“Qui tacet consentit.” (Translation: Silence means agreement)
-Cicero Ovid Seneca
Dispersion, agreement, or variance within rater groups is important to measure and report back to participants in 360-degree feedback reports because current research suggests only moderate correlation within rater scores (Nowack, 2009). At Envisia Learning, Inc., we provide up to three different types of metrics of rater agreement within each of our reports including:
- The range of scores. This indicates a band of responses, from the highest to lowest scores on a specific competency by all raters.
- The distribution of scores. This indicates a visual way to discern the spread of scores by raters on specific questions.
- The statistical measure of rater agreement. This is based on standard deviation from 100 percent agreement to no agreement; any agreement less than 50 percent statistically is meaningful and indicates enough variability within raters to suggest that the average score could be misleading if used to highlight strengths or potential development areas.
Coach’s Critique:Â
A very typical question that comes up in my coaching practice has to do with who said what in the 360-degree feedback report. Individuals I coach try very hard to identify the extent to which there is consensus with ratings, and spot those individuals that are so called “outliers”. This question often comes from a place of defensiveness, or a need to justify a fault in the system. However, when I walk them through the report, and show them the various rater dispersion reports, I help them grasp the details behind ratings, while keep the anonymity of raters. I find that reviewing the various range and distribution of scores with them immediately decreases their level of defensiveness and frustration.

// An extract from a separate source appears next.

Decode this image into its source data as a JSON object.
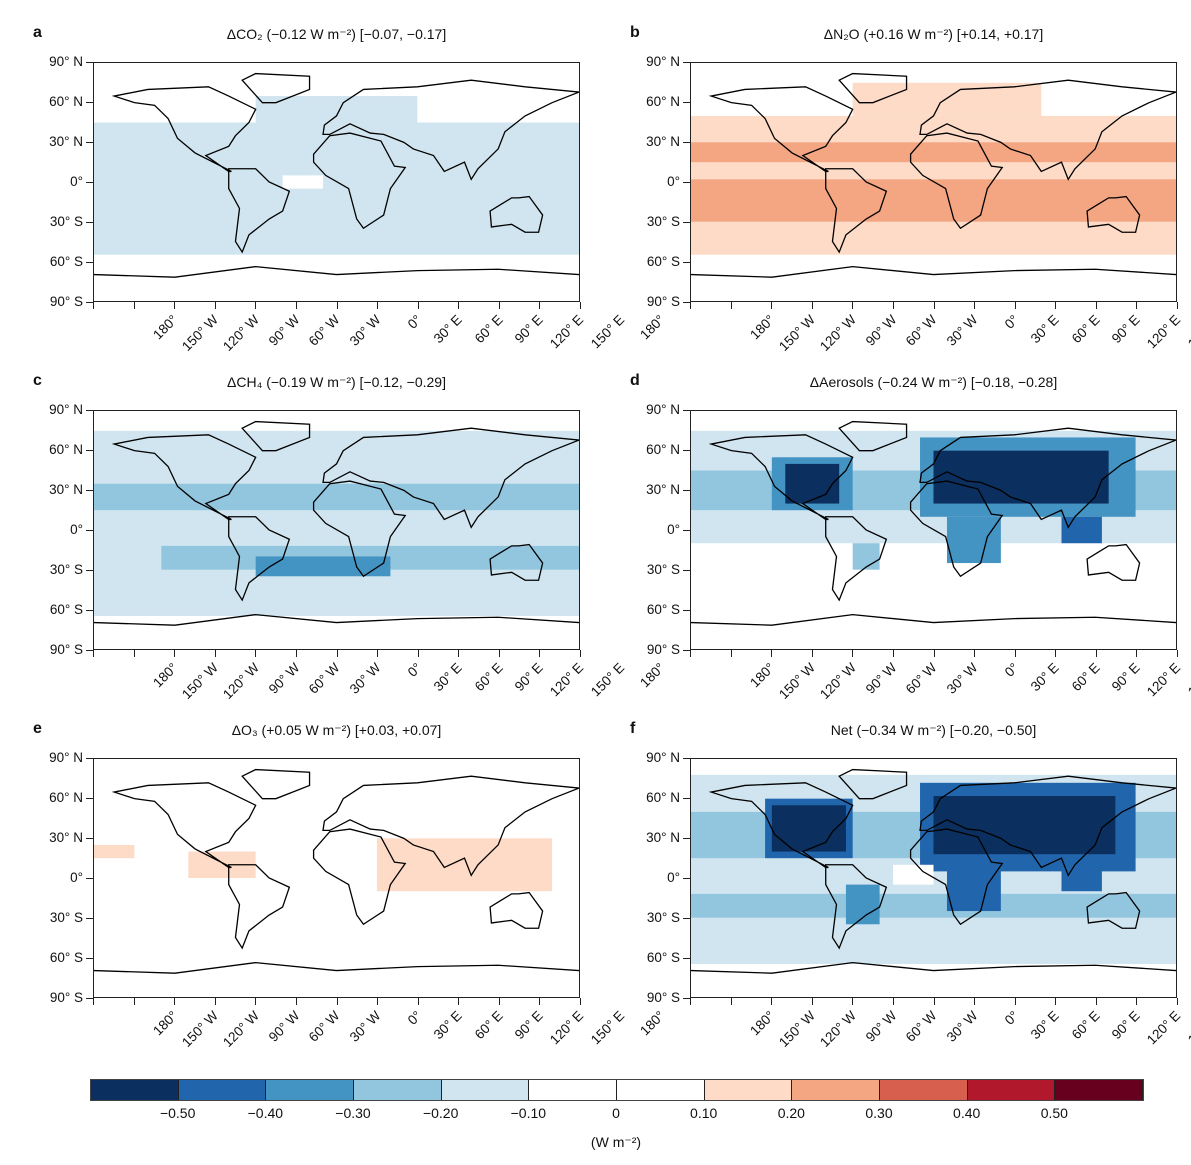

For this reason, I prefer to utilize tools that provide the maximum amount of metrics for interpreting rater agreement. I particularly find that since participants seek to blame and justify average low scores on the extreme ratings of outliers, breaking down ratings in terms of a consensus level or rater agreement index can be very helpful. For instance, if a score has a very low consensus level, or a high level of variability, it’s important to explore the reasoning behind the variations, since this weigh less importance on the average score. At the same time, those scores should not be prioritized in terms of creating a development plan. It’s a good idea to develop a plan based on scores where there is a sufficient level of agreement.
What has been your experience with interpreting rater agreement for participants?